Cold. Very cold.

Officer Cadet Ledwith blogs from the Royal Military Academy Sandhurst about a challenging outdoor exercise in Wales…

Officer Cadet Ledwith

Officer Cadet Ledwith

As expected, Exercise CRYCHAN’S CHALLENGE was cold. Very cold. After an early start at 0330 on Monday morning, we drew weapons, enjoyed our last non-ration pack meal at breakfast and then loaded onto the coaches for the much-welcomed sleep-filled trip to Sennybridge in Wales – our base for the next five days. On arrival and after securing our kit, we made our way to the woodblock which would house our harbour area, the secure base from which we would conduct our advance to contacts (moving as a platoon until making contact with the enemy and then assaulting the positions discovered), recce patrols (moving covertly at section strength of around 8 men to gather information on the enemy), fighting patrols (a platoon night assault on the positions previously observed) and finally, a company attack on the enemy occupying our area of responsibility (AOR) in Sennybridge. Before this could take place however, we had to dig in our two-man positions, known as ‘shell-scrapes’, in our triangular harbour. Although the frozen ground proved somewhat difficult to break through, we were all glad to be warm from the effort of digging since temperatures were well below freezing and set to drop to -10oC that night. The density of the woodblock we were occupying meant that there was almost no ambient light whatsoever from about 5 o’clock onwards and so the night routine of posting sentries, rest and personal administration had to be conducted by sound and feel alone in order to maintain light discipline. The ‘track plan’ or clear path around the inside of the harbour marked by string is essential in such instances and stopped most, but not all, cases of people crashing through each other’s shell scrapes by accident.

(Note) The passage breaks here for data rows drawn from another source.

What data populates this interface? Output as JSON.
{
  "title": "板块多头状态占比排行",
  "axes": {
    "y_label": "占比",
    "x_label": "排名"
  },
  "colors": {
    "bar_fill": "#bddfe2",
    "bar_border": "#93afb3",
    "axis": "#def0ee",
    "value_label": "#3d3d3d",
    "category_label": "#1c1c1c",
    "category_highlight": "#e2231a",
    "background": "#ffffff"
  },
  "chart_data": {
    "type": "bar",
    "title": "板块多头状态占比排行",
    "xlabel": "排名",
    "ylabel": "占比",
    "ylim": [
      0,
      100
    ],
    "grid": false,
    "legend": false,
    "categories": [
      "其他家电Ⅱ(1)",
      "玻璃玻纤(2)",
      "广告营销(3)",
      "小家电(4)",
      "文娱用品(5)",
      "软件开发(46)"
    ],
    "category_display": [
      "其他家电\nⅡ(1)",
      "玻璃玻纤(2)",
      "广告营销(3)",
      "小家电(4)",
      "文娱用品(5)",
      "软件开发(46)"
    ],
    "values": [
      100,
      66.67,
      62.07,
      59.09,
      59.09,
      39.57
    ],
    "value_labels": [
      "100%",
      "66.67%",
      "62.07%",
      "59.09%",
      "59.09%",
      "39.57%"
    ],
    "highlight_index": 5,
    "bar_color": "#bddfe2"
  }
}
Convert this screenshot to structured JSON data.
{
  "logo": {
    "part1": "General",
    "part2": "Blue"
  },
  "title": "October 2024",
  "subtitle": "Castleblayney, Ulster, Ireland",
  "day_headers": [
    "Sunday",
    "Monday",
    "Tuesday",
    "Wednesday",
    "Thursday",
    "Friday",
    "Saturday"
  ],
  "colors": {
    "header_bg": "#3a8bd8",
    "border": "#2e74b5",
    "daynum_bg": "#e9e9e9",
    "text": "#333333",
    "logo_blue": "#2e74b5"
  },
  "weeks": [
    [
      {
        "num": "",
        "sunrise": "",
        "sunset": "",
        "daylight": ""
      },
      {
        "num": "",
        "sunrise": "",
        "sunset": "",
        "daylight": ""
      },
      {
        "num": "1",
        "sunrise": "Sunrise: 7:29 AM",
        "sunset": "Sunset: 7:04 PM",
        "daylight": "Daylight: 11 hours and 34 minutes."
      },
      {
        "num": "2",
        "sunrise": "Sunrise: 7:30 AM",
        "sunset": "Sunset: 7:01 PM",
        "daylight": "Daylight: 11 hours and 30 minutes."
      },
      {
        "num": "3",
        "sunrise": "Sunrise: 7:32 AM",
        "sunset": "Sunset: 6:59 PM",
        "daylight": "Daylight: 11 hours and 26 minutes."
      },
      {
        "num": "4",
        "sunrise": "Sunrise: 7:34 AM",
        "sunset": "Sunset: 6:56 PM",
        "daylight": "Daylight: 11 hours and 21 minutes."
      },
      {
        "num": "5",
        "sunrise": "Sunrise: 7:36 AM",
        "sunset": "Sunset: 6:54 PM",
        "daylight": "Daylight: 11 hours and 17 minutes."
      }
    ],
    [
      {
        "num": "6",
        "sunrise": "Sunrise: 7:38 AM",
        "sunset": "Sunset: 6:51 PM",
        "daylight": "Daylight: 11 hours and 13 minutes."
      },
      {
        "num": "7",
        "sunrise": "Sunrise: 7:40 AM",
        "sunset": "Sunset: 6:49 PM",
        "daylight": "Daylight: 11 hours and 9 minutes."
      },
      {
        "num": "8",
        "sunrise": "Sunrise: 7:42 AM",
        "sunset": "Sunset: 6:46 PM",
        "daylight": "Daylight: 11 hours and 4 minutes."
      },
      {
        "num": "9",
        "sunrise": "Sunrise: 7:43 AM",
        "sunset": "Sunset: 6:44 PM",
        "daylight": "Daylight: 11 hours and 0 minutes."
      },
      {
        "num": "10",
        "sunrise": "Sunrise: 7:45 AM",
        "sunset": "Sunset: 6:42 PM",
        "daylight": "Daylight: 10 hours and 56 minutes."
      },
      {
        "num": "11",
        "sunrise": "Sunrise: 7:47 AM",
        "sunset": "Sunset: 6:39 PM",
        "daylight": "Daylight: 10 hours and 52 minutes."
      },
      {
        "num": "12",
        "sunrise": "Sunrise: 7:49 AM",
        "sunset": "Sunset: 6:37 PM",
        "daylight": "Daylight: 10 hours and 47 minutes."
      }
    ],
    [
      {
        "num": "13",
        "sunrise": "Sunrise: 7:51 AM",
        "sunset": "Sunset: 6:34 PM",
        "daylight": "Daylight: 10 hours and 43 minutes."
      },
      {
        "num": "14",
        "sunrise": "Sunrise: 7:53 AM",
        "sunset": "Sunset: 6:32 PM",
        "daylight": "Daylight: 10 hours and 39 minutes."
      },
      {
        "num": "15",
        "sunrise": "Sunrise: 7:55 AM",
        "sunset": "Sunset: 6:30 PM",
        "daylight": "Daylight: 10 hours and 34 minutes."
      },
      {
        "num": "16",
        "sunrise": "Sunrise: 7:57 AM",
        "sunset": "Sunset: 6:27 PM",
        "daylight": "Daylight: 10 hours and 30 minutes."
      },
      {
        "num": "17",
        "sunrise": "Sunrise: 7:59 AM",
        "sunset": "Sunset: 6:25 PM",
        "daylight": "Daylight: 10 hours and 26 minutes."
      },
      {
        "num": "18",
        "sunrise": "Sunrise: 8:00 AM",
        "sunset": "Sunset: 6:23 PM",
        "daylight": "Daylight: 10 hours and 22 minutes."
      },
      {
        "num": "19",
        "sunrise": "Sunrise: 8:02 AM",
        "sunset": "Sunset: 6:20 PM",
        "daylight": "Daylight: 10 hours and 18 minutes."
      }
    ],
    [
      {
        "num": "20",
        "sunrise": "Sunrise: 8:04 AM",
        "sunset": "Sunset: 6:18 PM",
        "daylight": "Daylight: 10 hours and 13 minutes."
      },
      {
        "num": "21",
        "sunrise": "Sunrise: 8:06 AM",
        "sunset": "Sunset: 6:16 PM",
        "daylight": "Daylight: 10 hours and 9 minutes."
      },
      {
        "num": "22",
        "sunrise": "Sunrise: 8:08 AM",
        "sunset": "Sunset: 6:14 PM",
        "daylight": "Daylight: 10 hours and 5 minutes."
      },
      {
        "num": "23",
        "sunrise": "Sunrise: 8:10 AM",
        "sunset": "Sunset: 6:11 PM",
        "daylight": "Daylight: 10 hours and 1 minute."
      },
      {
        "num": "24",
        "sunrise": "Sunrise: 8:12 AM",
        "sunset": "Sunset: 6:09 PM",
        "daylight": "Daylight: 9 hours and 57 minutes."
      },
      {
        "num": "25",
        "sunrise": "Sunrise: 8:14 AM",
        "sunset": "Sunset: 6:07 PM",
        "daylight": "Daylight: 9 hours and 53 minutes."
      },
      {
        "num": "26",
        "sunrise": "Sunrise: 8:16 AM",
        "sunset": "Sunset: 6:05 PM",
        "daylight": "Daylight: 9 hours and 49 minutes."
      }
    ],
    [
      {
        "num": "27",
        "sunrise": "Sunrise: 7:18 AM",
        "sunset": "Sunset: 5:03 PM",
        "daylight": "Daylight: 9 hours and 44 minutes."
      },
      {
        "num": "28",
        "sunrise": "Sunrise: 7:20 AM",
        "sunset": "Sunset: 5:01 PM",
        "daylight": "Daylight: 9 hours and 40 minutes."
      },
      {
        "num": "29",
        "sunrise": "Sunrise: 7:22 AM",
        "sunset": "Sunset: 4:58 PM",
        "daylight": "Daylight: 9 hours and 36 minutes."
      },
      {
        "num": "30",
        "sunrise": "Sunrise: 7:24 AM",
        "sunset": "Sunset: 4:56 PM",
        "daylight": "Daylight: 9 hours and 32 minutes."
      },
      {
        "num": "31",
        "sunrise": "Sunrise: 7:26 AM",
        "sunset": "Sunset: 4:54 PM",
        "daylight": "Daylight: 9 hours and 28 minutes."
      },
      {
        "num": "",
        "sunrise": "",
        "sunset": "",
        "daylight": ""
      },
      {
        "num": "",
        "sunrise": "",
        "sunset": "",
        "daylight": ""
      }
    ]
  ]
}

After the most sleep we were likely to get on the exercise of about 4 hours, we awoke to pack everything away into our bergens in order to ‘stand to’, observing outwards in case of enemy attack at a time they would believe us to be vulnerable; first light. Unfortunately, not everyone had managed to pack all of their kit away properly and so as a platoon, we suffered a round of hill-running in kit to negate such future mistakes. After a delicious ration-pack breakfast we were delivered our orders and moved off to begin our advance to contacts for the day. For the second of the three I was given the role of platoon commander and although the attack on the located enemy position and subsequent two ‘depth’ positions was ultimately successful, I have a lot of practice to do before I can be truly effective in the role; ‘more haste, less speed’ sums it up.

That night we conducted the first of our recce patrols on an enemy position and found them to be ill-disciplined but with high morale and mutually supporting positions. After returning to the harbour area and compiling our patrol report, I was able to get 45 minutes sleep in my sleeping bag before we were up again for stand-to (which was much more conscientiously carried out this time) and the morning routine of cleaning our weapons and ourselves, eating and preparing our kit for the day’s advances to contacts. Before we began these, we attended a company field chapel service which included hymns and a sermon and was followed by some morale-boosting chocolates, courtesy of the Padre. It was certainly one of the most interesting and enjoyable services I have ever attended. Then, it was back to the business of clearing the enemy from the area. On the first of the attacks however, I went down and scratched my eye on a single stem of reed (what are the chances?!) but thought that the pain would go and that it would improve quickly. After the second attack where I was given the role of section commander -bursting out of the woodline and through smoke to assault an enemy position- and the third, my eye had still not improved and the pain was increasing. After persuasion from the platoon, I sought a member of the Directing Staff and was driven to Abergavenny A&E where it was discovered that I had a scratched cornea, although my vision was still fine. To my dismay, after returning to Sennybridge camp at 4:00 am I was told that I was being taken back to Sandhurst and that I would not get to see the exercise through to its conclusion. It was gutting, especially considering how trivial the reason for the injury was.

As a result, I missed both the night fighting patrol and the final company attack, which with the inclusion of simulated mortar fire and with three platoons working in unison, I was very sorry not to have played a part in. It was good to get back into the platoon when they had returned to camp despite the pirate comparisons; I had missed being part of the team and I will always regret not having finished the exercise with them. Up until I was no longer allowed to continue, I felt I was learning masses more about command and control at all levels within a platoon and I look forward to getting out into the field again (although without suffering any stupid injuries this time).

Now, we enter our final week of the Junior term and are starting to pack our rooms for the move to New College as well as look forward to the last two events of the Sovereign’s Banner competition, the Communication and Signals test and the Steeplechase.